Le Premier ministre Naftali Bennett (à gauche) rencontre le prince héritier des Émirats arabes unis Mohammed bin Zayed Al Nahyan dans le palais d'Abu Dhabi de ce dernier, le 13 décembre 2021. (Crédit : Haim Zach/GPO)
Le Premier ministre Naftali Bennett (à gauche) rencontre le prince héritier des Émirats arabes unis Mohammed bin Zayed Al Nahyan dans le palais d'Abu Dhabi de ce dernier, le 13 décembre 2021. (Crédit : Haim Zach/GPO)

Le Premier ministre d’Israël Naftali Bennett s’est entretenu lundi à Abou Dhabi avec l’homme fort des Emirats arabes unis Mohammed ben Zayed, une rencontre historique qui vient sceller une « nouvelle réalité » dans la région.

Les liens commerciaux ont été au cœur des discussions, au deuxième jour de la visite de M. Bennett, la première d’un chef de gouvernement israélien dans une monarchie arabe du Golfe.

Cette visite a lieu au moment où Israël, par ailleurs, pousse pour le maintien des sanctions contre l’Iran, son ennemi juré et pays riverain et important partenaire économique des Emirats.

M. Bennett a rencontré le prince héritier d’Abou Dhabi, Mohammed ben Zayed, qui a « exprimé l’espoir que cette visite contribuera à des avancées positives dans la coopération » bilatérale, selon l’agence de presse officielle émiratie WAM.

Le Premier ministre Naftali Bennett rencontre le ministre des Affaires étrangères des Emirats arabes unis Abdullah bin Zayed à Abu Dhabi le 12 décembre 2021. (Crédit : Haim Zach/GPO)
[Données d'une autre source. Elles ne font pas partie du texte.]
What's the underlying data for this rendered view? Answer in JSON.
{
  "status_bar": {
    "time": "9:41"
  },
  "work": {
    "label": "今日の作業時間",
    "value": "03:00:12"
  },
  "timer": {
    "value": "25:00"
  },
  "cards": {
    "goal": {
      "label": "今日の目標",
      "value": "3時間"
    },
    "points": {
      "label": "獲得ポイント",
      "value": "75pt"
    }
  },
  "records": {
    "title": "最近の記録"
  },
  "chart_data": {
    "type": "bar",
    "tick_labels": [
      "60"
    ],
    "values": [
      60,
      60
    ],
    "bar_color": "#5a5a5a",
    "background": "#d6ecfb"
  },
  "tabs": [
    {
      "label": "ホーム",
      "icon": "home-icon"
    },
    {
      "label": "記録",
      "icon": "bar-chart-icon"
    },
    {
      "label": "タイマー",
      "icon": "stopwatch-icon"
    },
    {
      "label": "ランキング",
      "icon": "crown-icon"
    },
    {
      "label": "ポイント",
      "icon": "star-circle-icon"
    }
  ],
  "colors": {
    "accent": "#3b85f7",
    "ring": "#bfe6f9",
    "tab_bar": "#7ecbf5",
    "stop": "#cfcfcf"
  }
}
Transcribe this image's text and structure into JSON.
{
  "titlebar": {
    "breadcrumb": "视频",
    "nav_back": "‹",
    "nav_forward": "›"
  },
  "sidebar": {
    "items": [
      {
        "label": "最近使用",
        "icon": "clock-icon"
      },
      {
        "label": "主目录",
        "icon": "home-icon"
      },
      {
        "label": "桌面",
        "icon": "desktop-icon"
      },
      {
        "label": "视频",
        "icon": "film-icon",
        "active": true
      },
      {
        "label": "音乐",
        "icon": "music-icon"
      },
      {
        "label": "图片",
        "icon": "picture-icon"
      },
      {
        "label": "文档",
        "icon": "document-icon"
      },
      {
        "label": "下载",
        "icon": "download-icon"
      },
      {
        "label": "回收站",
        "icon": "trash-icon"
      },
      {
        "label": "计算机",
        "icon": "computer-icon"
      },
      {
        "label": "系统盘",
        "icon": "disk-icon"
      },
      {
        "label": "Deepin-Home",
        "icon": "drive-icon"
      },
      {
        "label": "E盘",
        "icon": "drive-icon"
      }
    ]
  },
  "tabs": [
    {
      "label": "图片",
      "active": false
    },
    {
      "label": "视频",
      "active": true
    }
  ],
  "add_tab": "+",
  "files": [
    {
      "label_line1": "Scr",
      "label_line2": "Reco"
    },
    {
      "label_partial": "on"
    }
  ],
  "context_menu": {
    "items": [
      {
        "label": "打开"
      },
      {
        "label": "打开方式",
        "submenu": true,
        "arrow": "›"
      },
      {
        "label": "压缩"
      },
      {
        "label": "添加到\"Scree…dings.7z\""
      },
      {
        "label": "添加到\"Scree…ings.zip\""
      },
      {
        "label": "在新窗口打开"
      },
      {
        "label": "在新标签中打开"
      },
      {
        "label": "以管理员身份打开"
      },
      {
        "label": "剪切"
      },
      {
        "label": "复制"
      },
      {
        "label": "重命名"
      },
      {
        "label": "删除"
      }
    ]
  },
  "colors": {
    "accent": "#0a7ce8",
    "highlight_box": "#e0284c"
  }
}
Les deux hommes ont discuté des « voies de coopération » dans « l’investissement, l’économie, le commerce et le développement, en particulier dans les domaines de l’agriculture, de la sécurité alimentaire, des énergies renouvelables, des hautes technologies et de la santé », d’après WAM.

Dans une interview à la WAM, M. Bennett a évoqué « une nouvelle réalité » dans la région et dit s’attendre à de « bonnes relations » dans le secteur économique.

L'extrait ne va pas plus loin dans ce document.